Furthermore, the dimensionless droplet length, defined as the ratio of droplet length L to microchannel width w_c, exhibits a correlation with the flow rate ratio Q_D/Q_C, as depicted in Figure 10c. It shows that the dimensionless droplet length decreases rapidly with increasing Q_D/Q_C, and the slope of this correlation also decreases with increasing Q_D. Moreover, the flow rate of dispersed fluid also has an impact on the frequency of the microdroplet generation, which is shown in Figure 10d. The results show that the frequency monotonically increases with Q_D, and the maximum value approximates 162 microdroplets per second. Therefore, with an increase in Q_D, the microdroplet with a smaller size is generated in the T-junction microchannel with higher efficiency, and the flow regime and microdroplet size could be further modulated by Q_C.

4. Conclusions

In this study, the passive microdroplet generation process in a T-junction microchannel is systematically investigated using microscopic observations, Micro-PIV visualizations, and lattice Boltzmann simulations. The key flow regimes, i.e., dripping, threading, and parallel flow, are characterized by analyzing the balance between hydrodynamic forces and surface tension, revealing that the flow rate ratio of continuous fluid to dispersed fluid is a critical parameter governing regime transition. Micro-PIV visualizes the velocity field and vortex structures during droplet formation, while a lattice Boltzmann model with wetting boundary conditions predicts the interface deformation and flow dynamics. The lattice Boltzmann simulations exhibit good consistency with the experiments in the dripping and threading regimes, while showing discrepancies in the parallel flow regime due to the neglect of surface roughness and tracing microparticle effects at higher flow rates.

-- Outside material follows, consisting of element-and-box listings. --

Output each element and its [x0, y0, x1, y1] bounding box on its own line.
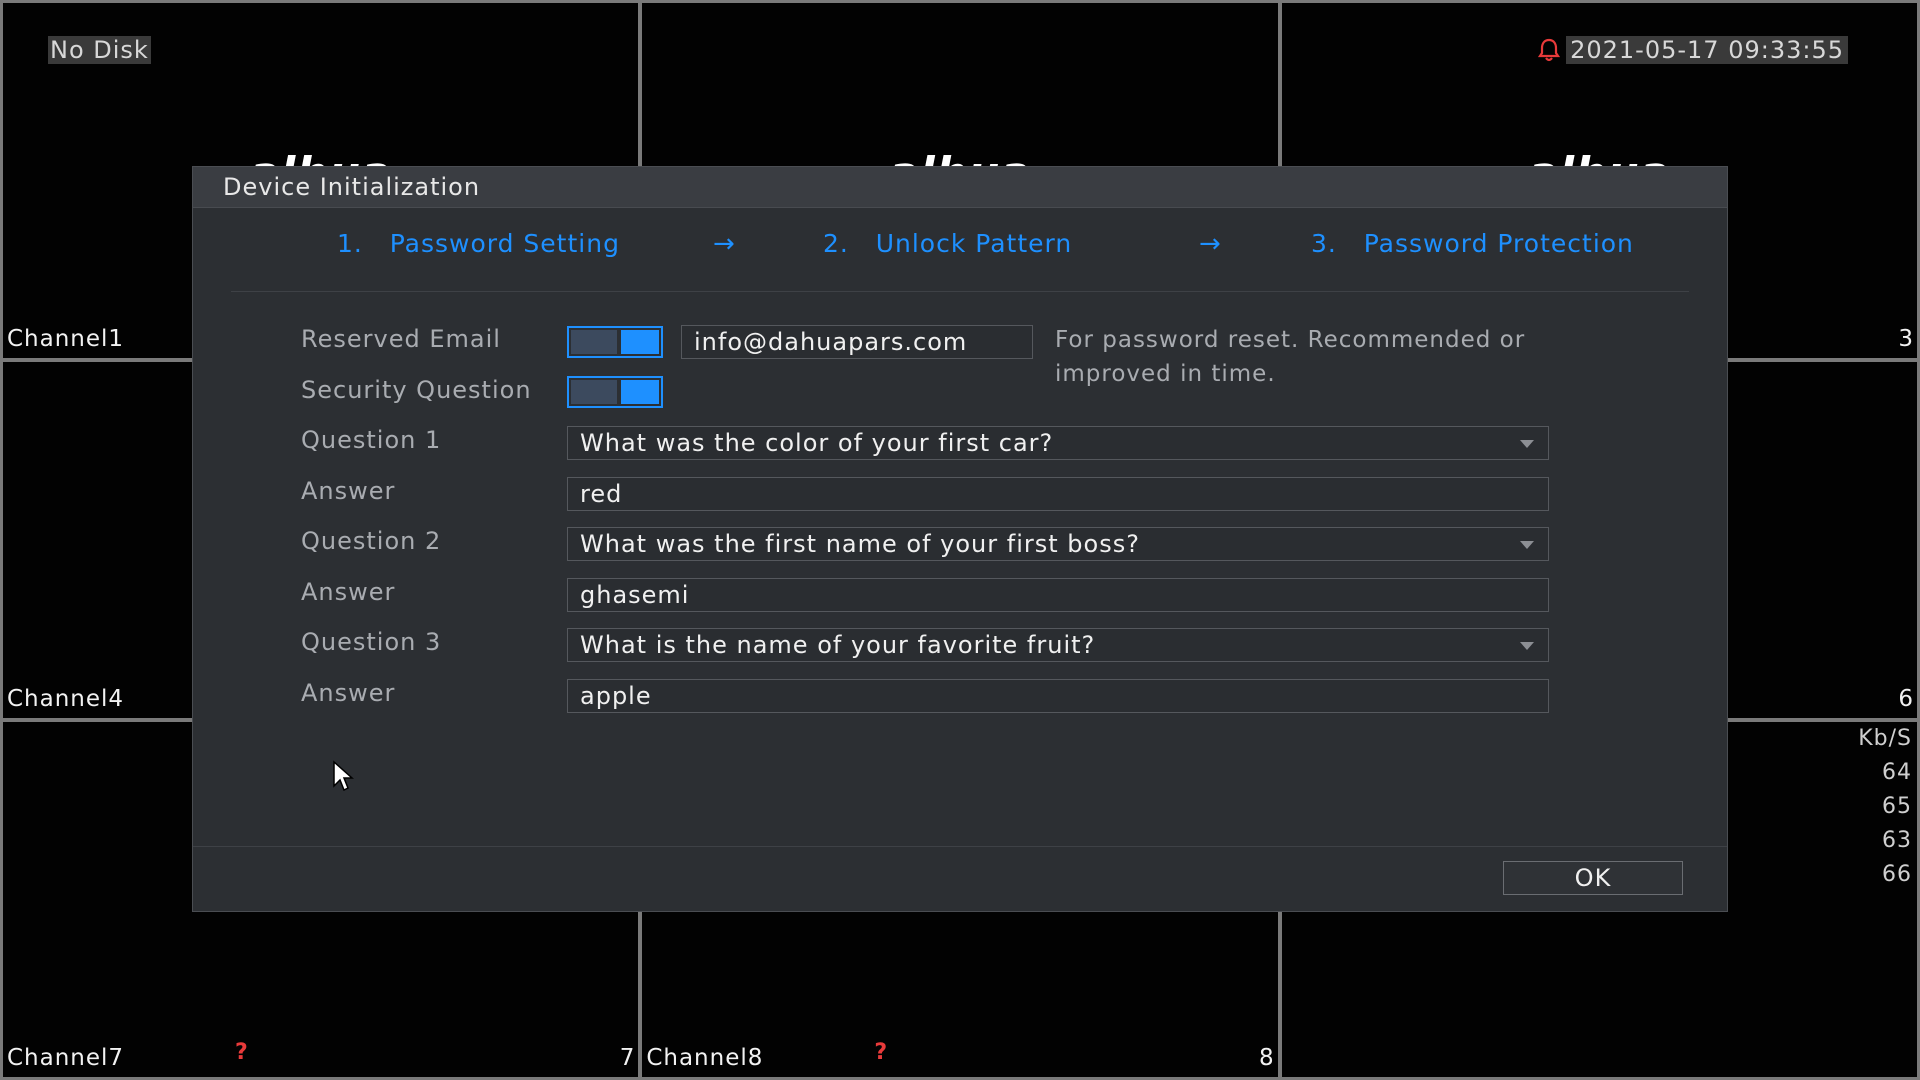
answer-3-label: Answer: [301, 679, 396, 707]
mouse-cursor-icon: [333, 760, 354, 792]
datetime-display: 2021-05-17 09:33:55: [1538, 36, 1848, 64]
reserved-email-label: Reserved Email: [301, 325, 501, 353]
channel-label: Channel7: [7, 1045, 125, 1071]
step-unlock-pattern: 2. Unlock Pattern: [823, 229, 1072, 258]
toggle-knob: [621, 330, 659, 354]
question-2-label: Question 2: [301, 527, 442, 555]
step-number: 1.: [337, 229, 363, 258]
chevron-down-icon: [1520, 541, 1534, 549]
security-question-label: Security Question: [301, 376, 532, 404]
no-signal-icon: ?: [874, 1040, 888, 1065]
chevron-down-icon: [1520, 642, 1534, 650]
disk-status: No Disk: [48, 36, 151, 64]
chevron-down-icon: [1520, 440, 1534, 448]
question-3-label: Question 3: [301, 628, 442, 656]
ok-button[interactable]: OK: [1503, 861, 1683, 895]
no-signal-icon: ?: [235, 1040, 248, 1065]
bitrate-panel: Kb/S 64 65 63 66: [1858, 722, 1912, 892]
device-initialization-dialog: Device Initialization 1. Password Settin…: [192, 166, 1728, 912]
dialog-title: Device Initialization: [193, 167, 1727, 208]
bitrate-value: 64: [1882, 760, 1912, 785]
answer-3-input[interactable]: apple: [567, 679, 1549, 713]
channel-number: 3: [1898, 326, 1913, 353]
step-label: Password Protection: [1363, 229, 1634, 258]
channel-number: 7: [619, 1045, 635, 1071]
wizard-steps: 1. Password Setting → 2. Unlock Pattern …: [193, 229, 1727, 269]
email-hint: For password reset. Recommended or impro…: [1055, 327, 1526, 387]
toggle-track: [571, 330, 617, 354]
bitrate-value: 66: [1882, 862, 1912, 887]
security-question-toggle[interactable]: [567, 376, 663, 408]
bitrate-value: 63: [1882, 828, 1912, 853]
question-1-select[interactable]: What was the color of your first car?: [567, 426, 1549, 460]
question-1-value: What was the color of your first car?: [580, 429, 1054, 457]
step-label: Password Setting: [389, 229, 620, 258]
arrow-right-icon: →: [713, 229, 736, 259]
step-number: 2.: [823, 229, 849, 258]
question-2-select[interactable]: What was the first name of your first bo…: [567, 527, 1549, 561]
answer-1-label: Answer: [301, 477, 396, 505]
question-2-value: What was the first name of your first bo…: [580, 530, 1140, 558]
arrow-right-icon: →: [1199, 229, 1222, 259]
toggle-track: [571, 380, 617, 404]
step-password-setting: 1. Password Setting: [337, 229, 620, 258]
reserved-email-input[interactable]: info@dahuapars.com: [681, 325, 1033, 359]
bitrate-unit: Kb/S: [1858, 726, 1912, 751]
step-password-protection: 3. Password Protection: [1311, 229, 1634, 258]
divider: [231, 291, 1689, 292]
answer-2-label: Answer: [301, 578, 396, 606]
question-3-value: What is the name of your favorite fruit?: [580, 631, 1096, 659]
question-3-select[interactable]: What is the name of your favorite fruit?: [567, 628, 1549, 662]
step-label: Unlock Pattern: [875, 229, 1073, 258]
answer-2-input[interactable]: ghasemi: [567, 578, 1549, 612]
channel-label: Channel4: [7, 685, 125, 712]
step-number: 3.: [1311, 229, 1337, 258]
channel-label: Channel8: [646, 1045, 764, 1071]
bell-icon: [1538, 38, 1561, 62]
dialog-footer: OK: [193, 846, 1727, 911]
question-1-label: Question 1: [301, 426, 442, 454]
bitrate-value: 65: [1882, 794, 1912, 819]
toggle-knob: [621, 380, 659, 404]
channel-number: 6: [1898, 685, 1913, 712]
datetime-text: 2021-05-17 09:33:55: [1566, 36, 1848, 64]
channel-number: 8: [1259, 1045, 1274, 1071]
channel-label: Channel1: [7, 326, 125, 353]
answer-1-input[interactable]: red: [567, 477, 1549, 511]
reserved-email-toggle[interactable]: [567, 326, 663, 358]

The present experimental results show that the maximum head position (HP) and breakup position (BP) of the dispersed phase exhibit non-monotonic trends when varying flow rates of continuous fluid in the threading regime, reflecting the competition between the squeezing and shearing forces of continuous fluid and the hydrodynamic and surface tension forces of dispersed fluid. Quantitative analysis reveals that droplet length increases with the flow rate of continuous fluid but decreases with the flow rate of dispersed fluid, while generation frequency monotonically increases with the flow rate of dispersed fluid, reaching a maximum of approximately 162 microdroplets per second.

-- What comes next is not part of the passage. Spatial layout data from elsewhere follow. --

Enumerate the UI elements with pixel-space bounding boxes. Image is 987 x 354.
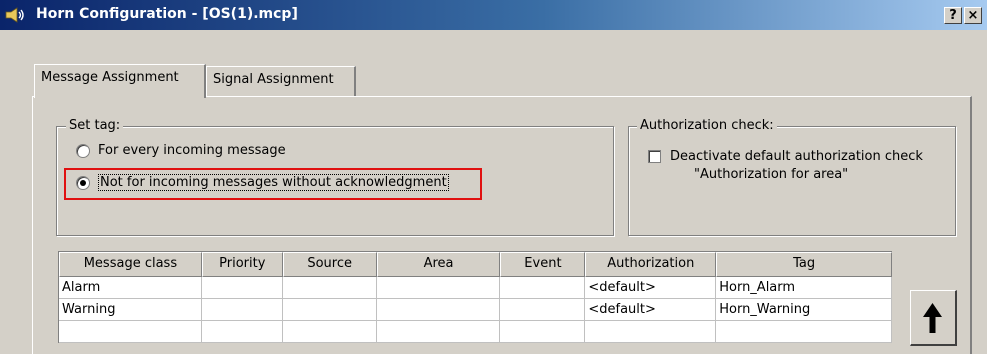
message-class-table: Message class Priority Source Area Event… bbox=[58, 251, 892, 343]
table-row[interactable] bbox=[59, 321, 892, 343]
title-bar[interactable]: Horn Configuration - [OS(1).mcp] ? × bbox=[0, 0, 987, 30]
radio-label-every: For every incoming message bbox=[98, 143, 286, 158]
help-button[interactable]: ? bbox=[944, 7, 962, 24]
cell-authorization[interactable]: <default> bbox=[585, 277, 717, 299]
column-header-source[interactable]: Source bbox=[282, 252, 377, 277]
column-header-event[interactable]: Event bbox=[500, 252, 586, 277]
table-row[interactable]: Warning <default> Horn_Warning bbox=[59, 299, 892, 321]
horn-configuration-window: Horn Configuration - [OS(1).mcp] ? × Mes… bbox=[0, 0, 987, 354]
cell-source[interactable] bbox=[282, 299, 377, 321]
move-up-button[interactable] bbox=[910, 290, 957, 346]
table-header: Message class Priority Source Area Event… bbox=[59, 252, 892, 277]
cell-message-class[interactable]: Alarm bbox=[59, 277, 202, 299]
highlight-box bbox=[64, 168, 482, 200]
set-tag-legend: Set tag: bbox=[66, 118, 124, 133]
cell-area[interactable] bbox=[376, 277, 501, 299]
column-header-authorization[interactable]: Authorization bbox=[585, 252, 717, 277]
column-header-priority[interactable]: Priority bbox=[201, 252, 283, 277]
cell-event[interactable] bbox=[500, 321, 586, 343]
cell-event[interactable] bbox=[500, 299, 586, 321]
cell-event[interactable] bbox=[500, 277, 586, 299]
arrow-up-icon bbox=[923, 303, 942, 333]
cell-source[interactable] bbox=[282, 321, 377, 343]
radio-button-unchecked[interactable] bbox=[76, 143, 90, 158]
horn-speaker-icon bbox=[5, 7, 24, 23]
cell-area[interactable] bbox=[376, 321, 501, 343]
cell-source[interactable] bbox=[282, 277, 377, 299]
tab-message-assignment[interactable]: Message Assignment bbox=[34, 64, 206, 98]
radio-every-incoming-message[interactable]: For every incoming message bbox=[76, 143, 286, 158]
deactivate-authorization-label-line1: Deactivate default authorization check bbox=[670, 149, 923, 164]
cell-priority[interactable] bbox=[201, 299, 283, 321]
cell-tag[interactable]: Horn_Alarm bbox=[716, 277, 892, 299]
window-title: Horn Configuration - [OS(1).mcp] bbox=[36, 6, 298, 22]
deactivate-authorization-label-line2: "Authorization for area" bbox=[694, 167, 849, 182]
cell-tag[interactable] bbox=[716, 321, 892, 343]
cell-priority[interactable] bbox=[201, 321, 283, 343]
cell-message-class[interactable]: Warning bbox=[59, 299, 202, 321]
cell-area[interactable] bbox=[376, 299, 501, 321]
cell-tag[interactable]: Horn_Warning bbox=[716, 299, 892, 321]
column-header-area[interactable]: Area bbox=[376, 252, 501, 277]
cell-authorization[interactable] bbox=[585, 321, 717, 343]
column-header-tag[interactable]: Tag bbox=[716, 252, 892, 277]
deactivate-authorization-checkbox[interactable] bbox=[648, 150, 661, 163]
cell-priority[interactable] bbox=[201, 277, 283, 299]
table-row[interactable]: Alarm <default> Horn_Alarm bbox=[59, 277, 892, 299]
cell-message-class[interactable] bbox=[59, 321, 202, 343]
tab-signal-assignment[interactable]: Signal Assignment bbox=[206, 66, 356, 96]
column-header-message-class[interactable]: Message class bbox=[59, 252, 202, 277]
authorization-check-legend: Authorization check: bbox=[637, 118, 777, 133]
cell-authorization[interactable]: <default> bbox=[585, 299, 717, 321]
close-button[interactable]: × bbox=[964, 7, 982, 24]
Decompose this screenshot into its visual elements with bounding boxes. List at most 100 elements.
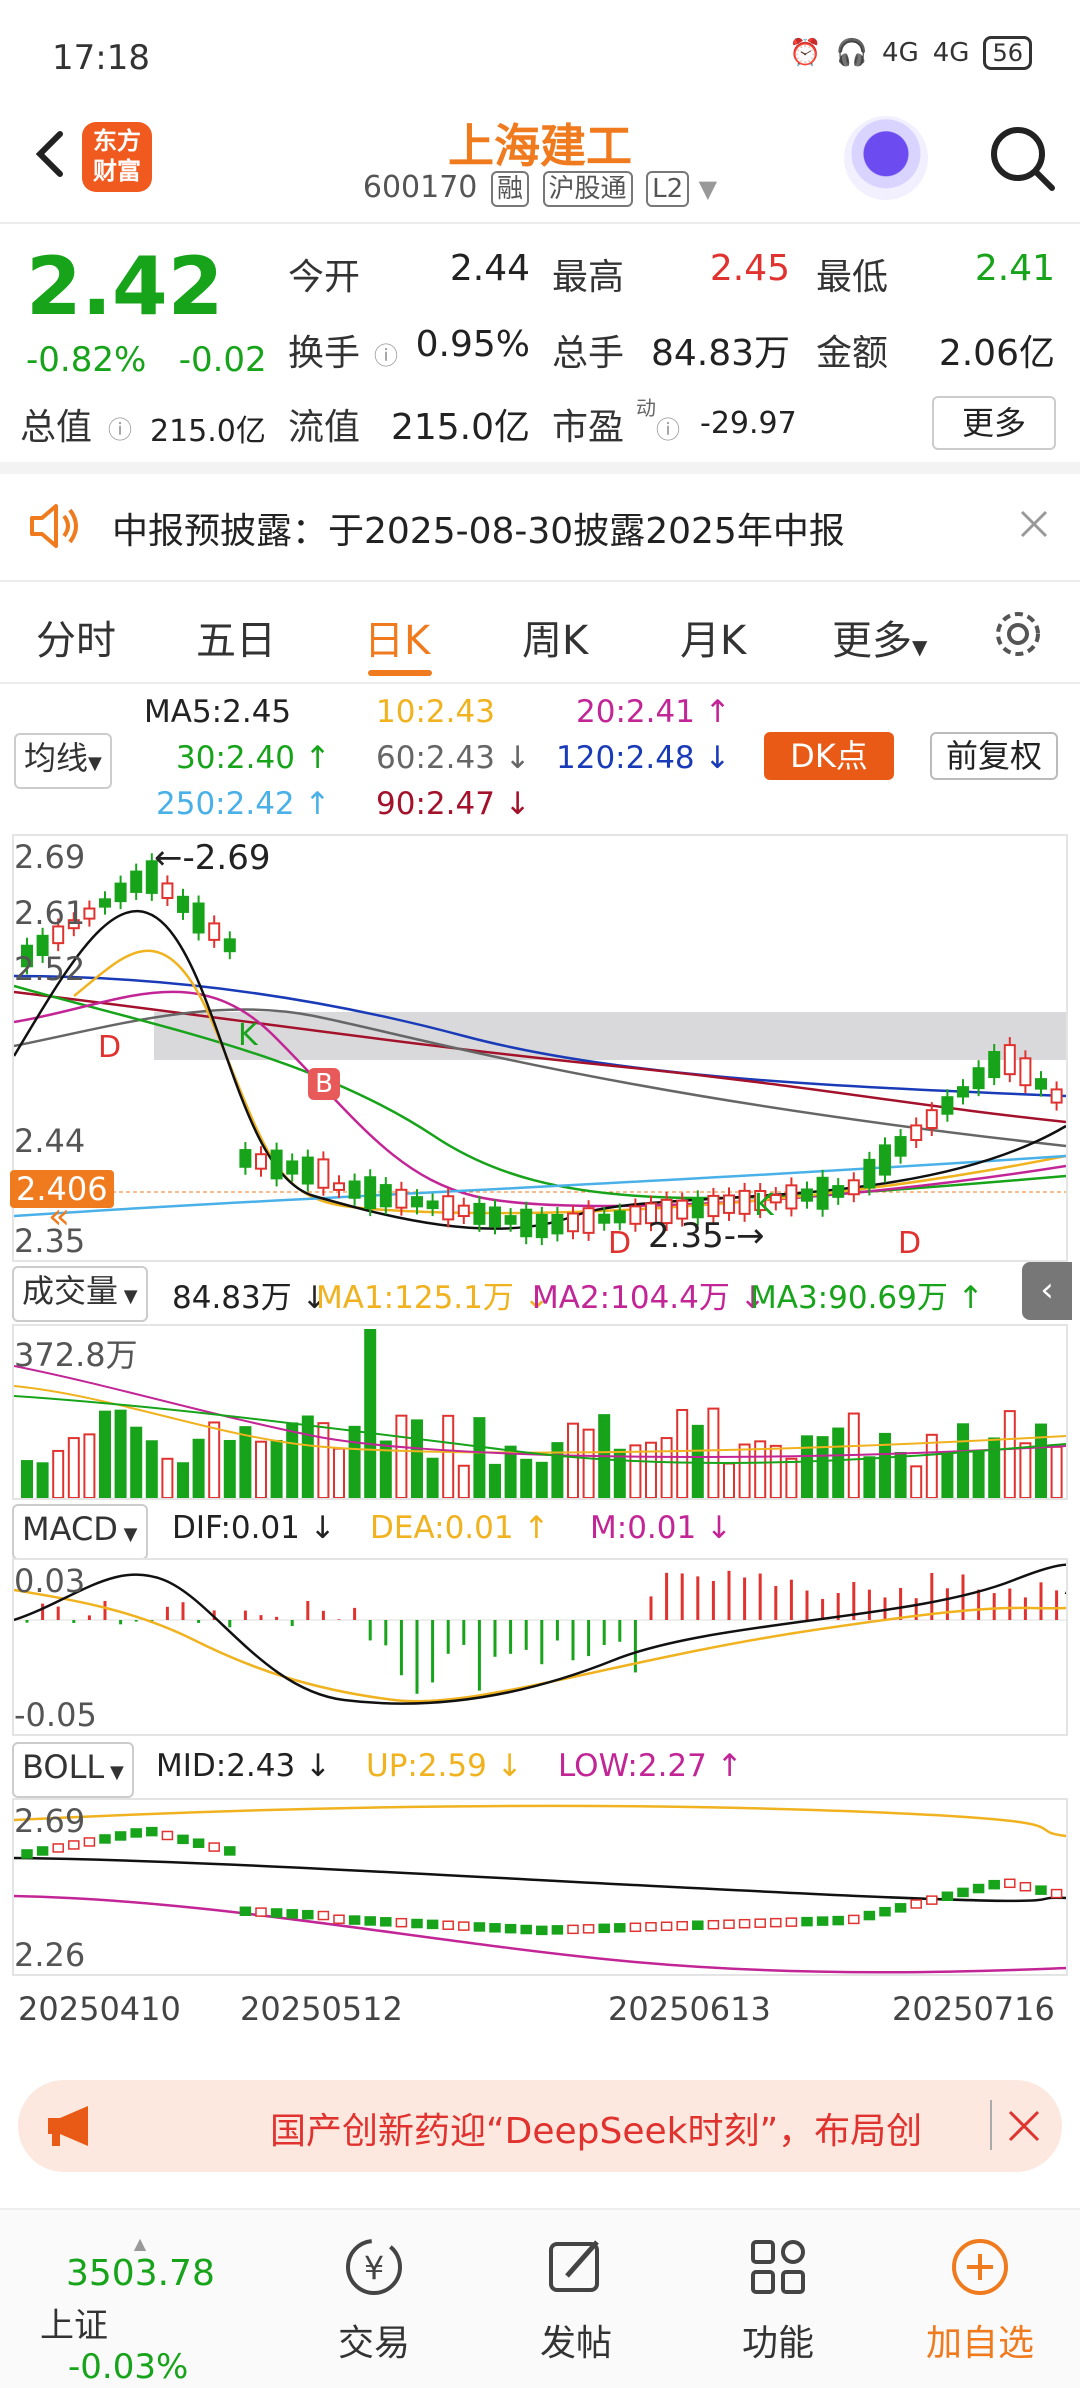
nav-add-watchlist[interactable]: 加自选 <box>900 2232 1060 2366</box>
settings-gear-icon[interactable] <box>990 606 1046 662</box>
tab-more[interactable]: 更多▼ <box>832 608 927 666</box>
tab-daily-k[interactable]: 日K <box>364 608 430 666</box>
ad-separator <box>990 2100 992 2150</box>
open-value: 2.44 <box>449 248 530 289</box>
boll-candle <box>926 1895 938 1905</box>
candle-body <box>832 1185 845 1198</box>
volume-bar <box>223 1439 236 1499</box>
boll-top-label: 2.69 <box>14 1802 86 1840</box>
candle-body <box>473 1202 486 1225</box>
macd-bottom-label: -0.05 <box>14 1696 97 1734</box>
kline-panel[interactable]: 2.69 2.61 2.52 2.44 2.35 2.406 ←-2.69 2.… <box>10 834 1068 1262</box>
assistant-avatar[interactable] <box>844 116 928 200</box>
boll-candle <box>738 1918 751 1929</box>
candle-body <box>925 1109 938 1130</box>
volume-bar <box>145 1440 158 1499</box>
close-icon[interactable] <box>1018 508 1050 540</box>
speaker-icon <box>30 504 78 548</box>
volume-bar <box>910 1465 923 1499</box>
ma-select[interactable]: 均线▼ <box>14 733 112 789</box>
nav-functions-label: 功能 <box>741 2323 814 2364</box>
marker-d-2[interactable]: D <box>608 1226 631 1261</box>
candle-body <box>723 1194 735 1214</box>
candle-body <box>941 1096 954 1115</box>
kline-chart[interactable] <box>12 836 1067 1260</box>
volume-panel[interactable]: 372.8万 <box>12 1324 1068 1500</box>
search-icon[interactable] <box>986 122 1058 194</box>
ad-banner[interactable]: 国产创新药迎“DeepSeek时刻”，布局创 <box>18 2080 1062 2172</box>
boll-candle <box>1050 1888 1063 1899</box>
chevron-down-icon[interactable]: ▼ <box>699 175 717 203</box>
notice-bar[interactable]: 中报预披露：于2025-08-30披露2025年中报 <box>0 470 1080 580</box>
volume-bar <box>1050 1445 1063 1499</box>
volume-select-label: 成交量 <box>22 1272 119 1310</box>
boll-panel[interactable]: 2.69 2.26 <box>12 1798 1068 1976</box>
date-label-3: 20250613 <box>608 1990 771 2028</box>
volume-bar <box>894 1451 907 1499</box>
high-label: 最高 <box>552 257 625 298</box>
collapse-panel-icon[interactable]: ‹ <box>1022 1262 1072 1320</box>
macd-dif: DIF:0.01 ↓ <box>172 1510 336 1546</box>
status-icons: ⏰ 🎧 4G 4G 56 <box>789 36 1032 70</box>
boll-candle <box>848 1914 860 1925</box>
marker-k-2[interactable]: K <box>754 1188 774 1223</box>
chevron-down-icon: ▼ <box>117 1524 138 1545</box>
boll-select[interactable]: BOLL ▼ <box>12 1742 134 1798</box>
candle-body <box>535 1213 548 1239</box>
alarm-icon: ⏰ <box>789 38 822 68</box>
candle-body <box>192 902 205 934</box>
volume-bar <box>473 1417 486 1499</box>
nav-trade[interactable]: ¥ 交易 <box>294 2232 454 2366</box>
macd-panel[interactable]: 0.03 -0.05 <box>12 1558 1079 1736</box>
info-icon[interactable]: ⓘ <box>656 410 680 445</box>
marker-b[interactable]: B <box>308 1068 340 1100</box>
boll-candle <box>770 1917 782 1928</box>
boll-candle <box>551 1925 564 1935</box>
tab-weekly-k[interactable]: 周K <box>522 608 588 666</box>
scroll-left-icon[interactable]: « <box>48 1196 70 1237</box>
tab-intraday[interactable]: 分时 <box>36 608 116 666</box>
boll-candle <box>146 1826 158 1837</box>
volume-select[interactable]: 成交量 ▼ <box>12 1266 148 1322</box>
nav-post-label: 发帖 <box>539 2323 612 2364</box>
boll-candle <box>364 1916 376 1926</box>
ma30-label: 30:2.40 ↑ <box>176 740 331 776</box>
turnover-value: 0.95% <box>415 324 530 365</box>
nav-functions[interactable]: 功能 <box>698 2232 858 2366</box>
tab-monthly-k[interactable]: 月K <box>680 608 746 666</box>
close-icon[interactable] <box>1006 2108 1042 2144</box>
volume-bar <box>972 1450 985 1499</box>
chevron-up-icon: ▲ <box>133 2234 147 2253</box>
dk-point-button[interactable]: DK点 <box>764 732 894 780</box>
marker-d-1[interactable]: D <box>98 1030 121 1065</box>
candle-body <box>99 898 111 908</box>
ad-text: 国产创新药迎“DeepSeek时刻”，布局创 <box>270 2111 923 2152</box>
info-icon[interactable]: ⓘ <box>108 410 132 445</box>
macd-select[interactable]: MACD ▼ <box>12 1504 148 1560</box>
adjust-mode-button[interactable]: 前复权 <box>930 732 1058 780</box>
index-ticker[interactable]: ▲ 3503.78 上证 -0.03% <box>40 2234 240 2387</box>
candle-body <box>738 1189 751 1215</box>
candle-body <box>910 1124 923 1142</box>
more-button[interactable]: 更多 <box>932 396 1056 450</box>
tab-five-day[interactable]: 五日 <box>196 608 276 666</box>
boll-mid: MID:2.43 ↓ <box>156 1748 332 1784</box>
volume-bar <box>426 1457 439 1499</box>
nav-post[interactable]: 发帖 <box>496 2232 656 2366</box>
volume-bar <box>83 1433 96 1499</box>
info-icon[interactable]: ⓘ <box>374 336 398 371</box>
chevron-down-icon: ▼ <box>912 635 928 659</box>
marker-d-3[interactable]: D <box>898 1226 921 1261</box>
marker-k-1[interactable]: K <box>238 1018 258 1053</box>
candle-body <box>114 882 127 903</box>
candle-body <box>613 1210 626 1224</box>
total-value-label: 总值 <box>20 407 93 448</box>
turnover-label: 换手 <box>288 333 361 374</box>
active-tab-indicator <box>368 670 432 676</box>
candle-body <box>707 1194 720 1218</box>
open-label: 今开 <box>288 257 361 298</box>
candle-body <box>395 1188 408 1209</box>
volume-bar <box>99 1410 111 1499</box>
boll-candle <box>21 1849 33 1859</box>
boll-candle <box>255 1907 267 1917</box>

The combined experimental and numerical approach highlights the importance of the Reynolds and capillary numbers in determining flow regimes and droplet characteristics. The lattice Boltzmann model effectively captures interface dynamics and validates the role of wetting properties in microchannel flows. Regarding the mechanism of microdroplet generation in the T-junction microchannel, as the Q_D increases, the microdroplets are generated in a smaller size with higher efficiency. The flow regime and microdroplet size can be further modulated by Q_C. This tunable relationship between flow rates and droplet characteristics holds great potential for advancing microfluidic applications in the fields of precision biology, advanced material fabrication, and targeted drug delivery, where precise manipulation of monodisperse droplets is essential for process optimization and performance improvement. Future research will focus on investigating the effects of microchannel geometries and external physical fields on the microdroplet generation process.